Introduction
Subglottic stenosis (SGS) is the commonest manifestation of tracheobronchial disease in granulomatosis with polyangiitis (GPA) (8-23% cases).1 The progression of the inflammatory ring and fibrosis below the true vocal cords in GPA is dictated by the number of relapses and vasculitic insult sustained. Early recognition and management is imperative in limiting SGS in GPA (SGS-GPA), with otolaryngologists often the first clinician to encounter the disease.2
Management of SGS-GPA can be challenging as delayed treatment may cause respiratory compromise, whilst aggressive surgery may trigger a systemic inflammatory response and associated vasculitic complications.3There are currently no guidelines for SGS-GPA management.
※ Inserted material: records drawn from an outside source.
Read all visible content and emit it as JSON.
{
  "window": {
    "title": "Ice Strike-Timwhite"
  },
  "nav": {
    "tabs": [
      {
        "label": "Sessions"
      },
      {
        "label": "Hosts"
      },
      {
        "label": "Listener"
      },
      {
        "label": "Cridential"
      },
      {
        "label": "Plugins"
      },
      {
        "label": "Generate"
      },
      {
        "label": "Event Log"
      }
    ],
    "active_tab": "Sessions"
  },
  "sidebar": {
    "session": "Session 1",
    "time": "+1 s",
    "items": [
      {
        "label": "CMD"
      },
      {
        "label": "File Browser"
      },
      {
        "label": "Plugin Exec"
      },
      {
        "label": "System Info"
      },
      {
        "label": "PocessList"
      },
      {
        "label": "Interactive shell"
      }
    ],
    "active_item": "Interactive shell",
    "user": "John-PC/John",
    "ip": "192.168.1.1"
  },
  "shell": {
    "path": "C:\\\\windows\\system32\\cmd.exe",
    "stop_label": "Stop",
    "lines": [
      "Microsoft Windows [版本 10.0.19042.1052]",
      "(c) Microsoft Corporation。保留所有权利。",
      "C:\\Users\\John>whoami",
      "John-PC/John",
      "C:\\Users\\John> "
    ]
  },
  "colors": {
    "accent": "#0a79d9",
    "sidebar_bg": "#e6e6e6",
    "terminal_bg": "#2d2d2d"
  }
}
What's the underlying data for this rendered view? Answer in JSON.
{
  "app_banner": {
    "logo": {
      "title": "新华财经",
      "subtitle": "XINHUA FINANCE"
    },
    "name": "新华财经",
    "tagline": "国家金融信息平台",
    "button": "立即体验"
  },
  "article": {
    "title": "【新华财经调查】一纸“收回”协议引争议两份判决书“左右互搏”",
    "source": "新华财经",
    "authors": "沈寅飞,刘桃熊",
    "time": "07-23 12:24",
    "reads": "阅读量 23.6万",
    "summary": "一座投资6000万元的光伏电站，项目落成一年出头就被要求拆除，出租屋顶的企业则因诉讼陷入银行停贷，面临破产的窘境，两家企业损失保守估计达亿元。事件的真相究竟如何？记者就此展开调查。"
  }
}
Several different surgical techniques described in the literature,3 including subglottic dilatation with pulmonary balloons, bougie, rigid bronchoscopy, laser and use of intra-lesional steroid injections. 3,5 However, the impact of systemic immunosuppression (IS) on SGS-GPA management and deferring surgery has not been widely explored.
Our department adopted a combined medical and surgical approach, consisting of subglottic dilatations with systemic steroids given at induction of anaesthesia and systemic IS in the peri-operative period. IS was administered with the view of suppressing any current or potential inflammatory response from surgery.